While at live matches, I have turned to the spectator next to me on numerous occasions, demanding an answer to “who’s this clown?”, just to get the name right when I yell at the referee. The events that unfolded over the last ten days, however, are making me question my contribution towards a toxic culture of berating officials to a point of criminal abuse.
What made the outcries in the last week significant are the implications they bore. As his team let three vital points slip in their fight to fend off relegation, Mark Hughes scapegoated the referee Mike Dean, questioning his judgement for not sending off Chelsea’s Marcos Alonso in the first half for his stamp on Southampton striker Shane Long. Alonso’s subsequent ban proves Hughes had a point.
Dean’s compatriots did not have the rosiest of days in the office either. Anthony Taylor failed to award a penalty for Jamaal Lascelles’ handball at St.
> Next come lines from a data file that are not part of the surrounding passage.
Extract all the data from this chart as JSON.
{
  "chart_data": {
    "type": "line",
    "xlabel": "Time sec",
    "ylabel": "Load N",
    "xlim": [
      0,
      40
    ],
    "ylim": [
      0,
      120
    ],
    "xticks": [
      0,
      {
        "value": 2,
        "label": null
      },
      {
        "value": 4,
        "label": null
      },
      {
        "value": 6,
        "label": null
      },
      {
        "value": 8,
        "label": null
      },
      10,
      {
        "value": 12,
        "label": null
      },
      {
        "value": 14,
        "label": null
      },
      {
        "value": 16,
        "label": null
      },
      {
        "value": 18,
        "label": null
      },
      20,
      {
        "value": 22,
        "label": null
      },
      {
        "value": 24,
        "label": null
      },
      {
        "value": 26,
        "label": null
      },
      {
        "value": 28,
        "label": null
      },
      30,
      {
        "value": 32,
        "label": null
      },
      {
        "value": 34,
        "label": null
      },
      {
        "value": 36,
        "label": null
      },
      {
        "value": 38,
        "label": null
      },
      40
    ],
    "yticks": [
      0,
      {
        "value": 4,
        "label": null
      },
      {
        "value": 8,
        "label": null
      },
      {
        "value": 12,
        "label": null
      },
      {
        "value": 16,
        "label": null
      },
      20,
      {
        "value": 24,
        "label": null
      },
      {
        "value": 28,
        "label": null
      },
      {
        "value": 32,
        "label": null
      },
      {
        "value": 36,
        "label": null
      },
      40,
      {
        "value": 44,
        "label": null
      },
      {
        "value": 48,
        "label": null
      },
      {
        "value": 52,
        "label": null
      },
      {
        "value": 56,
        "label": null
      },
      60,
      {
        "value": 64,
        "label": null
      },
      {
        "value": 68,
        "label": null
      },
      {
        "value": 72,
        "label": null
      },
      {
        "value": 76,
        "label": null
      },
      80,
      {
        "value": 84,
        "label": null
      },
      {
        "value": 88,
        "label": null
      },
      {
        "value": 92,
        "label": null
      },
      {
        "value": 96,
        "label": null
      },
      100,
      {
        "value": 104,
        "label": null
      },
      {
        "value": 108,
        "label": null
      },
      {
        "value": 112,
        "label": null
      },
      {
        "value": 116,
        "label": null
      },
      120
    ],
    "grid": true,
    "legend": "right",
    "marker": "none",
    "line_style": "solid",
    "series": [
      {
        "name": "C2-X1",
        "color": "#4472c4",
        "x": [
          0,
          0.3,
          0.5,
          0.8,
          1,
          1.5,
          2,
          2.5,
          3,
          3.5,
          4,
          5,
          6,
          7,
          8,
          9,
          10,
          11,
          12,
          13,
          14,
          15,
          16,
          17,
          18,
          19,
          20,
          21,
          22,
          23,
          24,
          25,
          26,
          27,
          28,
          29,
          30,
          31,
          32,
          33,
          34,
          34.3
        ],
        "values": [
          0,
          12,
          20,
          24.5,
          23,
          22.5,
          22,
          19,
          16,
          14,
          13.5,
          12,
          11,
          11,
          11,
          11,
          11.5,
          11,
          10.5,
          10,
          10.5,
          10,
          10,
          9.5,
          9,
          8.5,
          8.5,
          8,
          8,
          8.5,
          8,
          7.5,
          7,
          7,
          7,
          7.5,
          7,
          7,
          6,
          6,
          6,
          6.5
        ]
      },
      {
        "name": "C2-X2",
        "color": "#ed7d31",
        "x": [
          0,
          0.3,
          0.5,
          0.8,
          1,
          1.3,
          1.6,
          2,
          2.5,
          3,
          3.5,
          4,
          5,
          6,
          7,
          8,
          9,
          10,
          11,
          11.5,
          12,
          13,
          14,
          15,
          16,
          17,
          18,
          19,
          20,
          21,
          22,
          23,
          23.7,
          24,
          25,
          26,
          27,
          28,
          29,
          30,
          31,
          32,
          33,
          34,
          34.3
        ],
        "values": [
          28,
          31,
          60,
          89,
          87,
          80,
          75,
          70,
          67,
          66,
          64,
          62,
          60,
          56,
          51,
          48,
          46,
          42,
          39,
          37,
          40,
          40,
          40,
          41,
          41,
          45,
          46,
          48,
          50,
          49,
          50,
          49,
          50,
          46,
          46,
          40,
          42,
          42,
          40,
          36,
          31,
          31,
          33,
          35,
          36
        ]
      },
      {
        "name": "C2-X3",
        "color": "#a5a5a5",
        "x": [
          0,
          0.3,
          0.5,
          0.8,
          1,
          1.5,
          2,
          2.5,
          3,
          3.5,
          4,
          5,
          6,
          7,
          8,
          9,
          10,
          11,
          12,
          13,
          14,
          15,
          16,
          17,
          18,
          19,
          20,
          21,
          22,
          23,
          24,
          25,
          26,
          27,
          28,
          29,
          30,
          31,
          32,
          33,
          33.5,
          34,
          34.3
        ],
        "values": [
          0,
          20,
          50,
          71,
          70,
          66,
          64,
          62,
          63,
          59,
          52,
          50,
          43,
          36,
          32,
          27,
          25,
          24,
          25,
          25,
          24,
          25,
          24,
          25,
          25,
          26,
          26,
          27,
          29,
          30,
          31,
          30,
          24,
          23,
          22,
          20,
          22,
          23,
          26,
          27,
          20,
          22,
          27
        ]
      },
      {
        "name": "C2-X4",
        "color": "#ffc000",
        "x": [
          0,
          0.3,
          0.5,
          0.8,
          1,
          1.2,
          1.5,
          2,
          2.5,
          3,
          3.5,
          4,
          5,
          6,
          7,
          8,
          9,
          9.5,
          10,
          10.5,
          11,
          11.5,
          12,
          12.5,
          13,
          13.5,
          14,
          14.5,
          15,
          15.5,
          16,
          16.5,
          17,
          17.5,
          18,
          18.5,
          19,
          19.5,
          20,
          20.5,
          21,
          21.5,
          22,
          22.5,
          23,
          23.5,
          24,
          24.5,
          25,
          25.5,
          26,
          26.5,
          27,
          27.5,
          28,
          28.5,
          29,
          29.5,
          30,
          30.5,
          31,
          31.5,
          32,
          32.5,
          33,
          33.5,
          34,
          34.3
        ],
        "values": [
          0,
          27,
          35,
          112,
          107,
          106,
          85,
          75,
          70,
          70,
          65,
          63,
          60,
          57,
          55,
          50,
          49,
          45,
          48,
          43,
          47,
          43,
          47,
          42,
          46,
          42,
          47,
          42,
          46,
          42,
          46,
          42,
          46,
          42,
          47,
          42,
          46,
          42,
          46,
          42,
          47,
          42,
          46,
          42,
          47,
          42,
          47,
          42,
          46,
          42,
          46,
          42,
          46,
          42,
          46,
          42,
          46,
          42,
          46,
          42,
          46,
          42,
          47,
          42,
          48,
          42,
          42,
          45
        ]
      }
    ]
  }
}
James’ Park in a 2-1 defeat for Arsenal; while Paul Tierney failed to penalise Craig Dawson for his challenge on Ander Herrera in the box, a decision that just might have delayed Manchester City’s coronation by a week or two at best.
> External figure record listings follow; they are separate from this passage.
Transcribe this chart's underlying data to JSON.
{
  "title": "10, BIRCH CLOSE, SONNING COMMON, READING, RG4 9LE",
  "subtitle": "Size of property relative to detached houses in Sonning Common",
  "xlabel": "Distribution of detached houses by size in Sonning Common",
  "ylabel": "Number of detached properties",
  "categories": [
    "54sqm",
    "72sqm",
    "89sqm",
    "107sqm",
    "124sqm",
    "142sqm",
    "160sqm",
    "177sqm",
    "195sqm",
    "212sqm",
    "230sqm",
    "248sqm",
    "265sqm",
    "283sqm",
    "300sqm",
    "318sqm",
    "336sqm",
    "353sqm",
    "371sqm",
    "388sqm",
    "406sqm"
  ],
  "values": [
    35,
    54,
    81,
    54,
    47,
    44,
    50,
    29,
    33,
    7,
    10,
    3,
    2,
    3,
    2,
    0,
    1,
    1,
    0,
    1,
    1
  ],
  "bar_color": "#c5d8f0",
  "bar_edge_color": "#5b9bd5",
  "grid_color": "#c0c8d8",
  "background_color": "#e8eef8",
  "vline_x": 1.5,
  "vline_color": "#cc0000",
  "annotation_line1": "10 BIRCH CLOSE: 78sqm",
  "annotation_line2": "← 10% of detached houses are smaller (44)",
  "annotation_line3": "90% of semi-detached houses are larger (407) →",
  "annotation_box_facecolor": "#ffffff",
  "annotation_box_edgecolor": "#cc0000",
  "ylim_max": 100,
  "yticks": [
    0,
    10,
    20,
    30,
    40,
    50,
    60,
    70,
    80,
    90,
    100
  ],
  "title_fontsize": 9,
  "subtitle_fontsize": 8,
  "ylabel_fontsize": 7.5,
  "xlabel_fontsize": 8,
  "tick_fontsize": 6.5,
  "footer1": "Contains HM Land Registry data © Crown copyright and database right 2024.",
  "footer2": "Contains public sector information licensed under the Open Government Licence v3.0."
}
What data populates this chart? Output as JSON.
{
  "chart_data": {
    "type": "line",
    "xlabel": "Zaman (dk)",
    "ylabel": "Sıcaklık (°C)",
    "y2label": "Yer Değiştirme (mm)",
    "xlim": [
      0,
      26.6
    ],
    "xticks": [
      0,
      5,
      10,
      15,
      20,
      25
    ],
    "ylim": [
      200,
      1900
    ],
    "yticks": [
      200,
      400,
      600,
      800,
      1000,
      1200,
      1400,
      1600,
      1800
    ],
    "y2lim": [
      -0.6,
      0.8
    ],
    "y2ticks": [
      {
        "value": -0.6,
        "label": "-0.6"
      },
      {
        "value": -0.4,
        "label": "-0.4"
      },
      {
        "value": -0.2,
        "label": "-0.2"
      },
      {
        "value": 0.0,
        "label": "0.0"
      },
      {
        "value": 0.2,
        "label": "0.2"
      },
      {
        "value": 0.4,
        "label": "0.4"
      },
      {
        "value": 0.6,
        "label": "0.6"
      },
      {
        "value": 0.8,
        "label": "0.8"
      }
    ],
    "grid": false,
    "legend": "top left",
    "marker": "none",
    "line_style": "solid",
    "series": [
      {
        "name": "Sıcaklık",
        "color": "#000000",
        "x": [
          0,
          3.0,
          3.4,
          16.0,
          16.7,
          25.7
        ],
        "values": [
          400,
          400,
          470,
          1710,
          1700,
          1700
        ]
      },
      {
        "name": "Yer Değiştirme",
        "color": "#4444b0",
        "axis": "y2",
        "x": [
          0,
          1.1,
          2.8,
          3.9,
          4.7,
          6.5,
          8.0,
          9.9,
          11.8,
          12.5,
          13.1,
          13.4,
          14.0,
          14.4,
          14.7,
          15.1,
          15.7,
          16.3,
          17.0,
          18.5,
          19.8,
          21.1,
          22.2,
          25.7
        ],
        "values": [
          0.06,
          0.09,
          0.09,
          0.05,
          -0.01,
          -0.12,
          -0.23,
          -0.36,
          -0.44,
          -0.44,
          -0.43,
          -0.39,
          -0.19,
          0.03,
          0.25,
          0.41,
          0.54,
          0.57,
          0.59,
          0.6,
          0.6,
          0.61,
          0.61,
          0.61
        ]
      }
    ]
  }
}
But the severity of these implications is miniscule compared to what happened at the Bernabeu in the Champions League. You know what happened; Real Madrid’s contentious penalty, Gianlugi Buffon’s charge at referee Michael Oliver, and the straight red for Buffon, his first in the Champions League, and on his last ever match in the competition.
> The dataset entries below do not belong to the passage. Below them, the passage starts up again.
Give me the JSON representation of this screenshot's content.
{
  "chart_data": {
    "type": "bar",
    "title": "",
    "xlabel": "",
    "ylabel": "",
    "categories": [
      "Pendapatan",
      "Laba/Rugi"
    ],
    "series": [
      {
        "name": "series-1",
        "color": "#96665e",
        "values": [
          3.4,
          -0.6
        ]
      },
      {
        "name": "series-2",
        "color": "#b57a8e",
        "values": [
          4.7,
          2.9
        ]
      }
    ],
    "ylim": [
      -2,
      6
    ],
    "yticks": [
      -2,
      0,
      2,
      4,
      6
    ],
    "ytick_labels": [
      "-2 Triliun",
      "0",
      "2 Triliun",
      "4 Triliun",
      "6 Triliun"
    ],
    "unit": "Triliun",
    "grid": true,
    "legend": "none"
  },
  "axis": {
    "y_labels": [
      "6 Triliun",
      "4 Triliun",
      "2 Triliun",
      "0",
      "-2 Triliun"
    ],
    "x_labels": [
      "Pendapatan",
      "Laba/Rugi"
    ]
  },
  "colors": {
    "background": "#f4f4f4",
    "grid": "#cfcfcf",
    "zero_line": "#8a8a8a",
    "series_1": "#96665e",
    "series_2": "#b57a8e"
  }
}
The statements that followed the full-time whistle did not deserve to dominate headlines after such an exuberant quarter-final. But hitting “translate from Italian” on the Buffon quotes left a foul aftertaste. The 40-year-old veteran stated that the English referee had “a bag of rubbish for a heart”, and refused to backtrack afterwards by saying he “stands by all of it”.
On hindsight, one can understand the emotional and financial toll it took. This was Buffon’s final shot at securing the elusive Champions League medal, Juventus had a lucrative 7.5 million Euros semi-final pay-out on the line, as well as runners-up or winners pay-out had they gone all the way.
Imagine the chutzpah it takes, having to officiate in a match of that weight; not only awarding a penalty in lightning speed, but also pulling a straight red on a football legend as your decision is about to kick his side out of Europe. Michael Oliver, at 33, displayed the true clarity required of an official, separating the heart from head. And for this, he and his wife, a referee in Women’s Super League, faced a tirade of abuse that ranged from death threats over text messages to having strangers shout abuse through their letterbox.
Oliver returned to officiate West Ham vs Stoke on Monday night, and was greeted with enormous support. Where Buffon failed to display the class he has personified over the years, Oliver proved his professionalism by going about business as usual.
The exemplary jibe at a referee came from Jose Mourinho last week after the West Brom defeat – “Paul Tierney was unlucky in one decision but I don’t blame him at all – it’s football. It’s a penalty and nothing else, but I think we deserved to be punished.”. It truly speaks volumes when Mourinho has the mildest response among all that we heard.
This certainly won’t be the only case where vilifying multiple refereeing decisions will dominate the discussions, but it’s a pity that it robbed the charm of a week that should go down in history as footballing legend.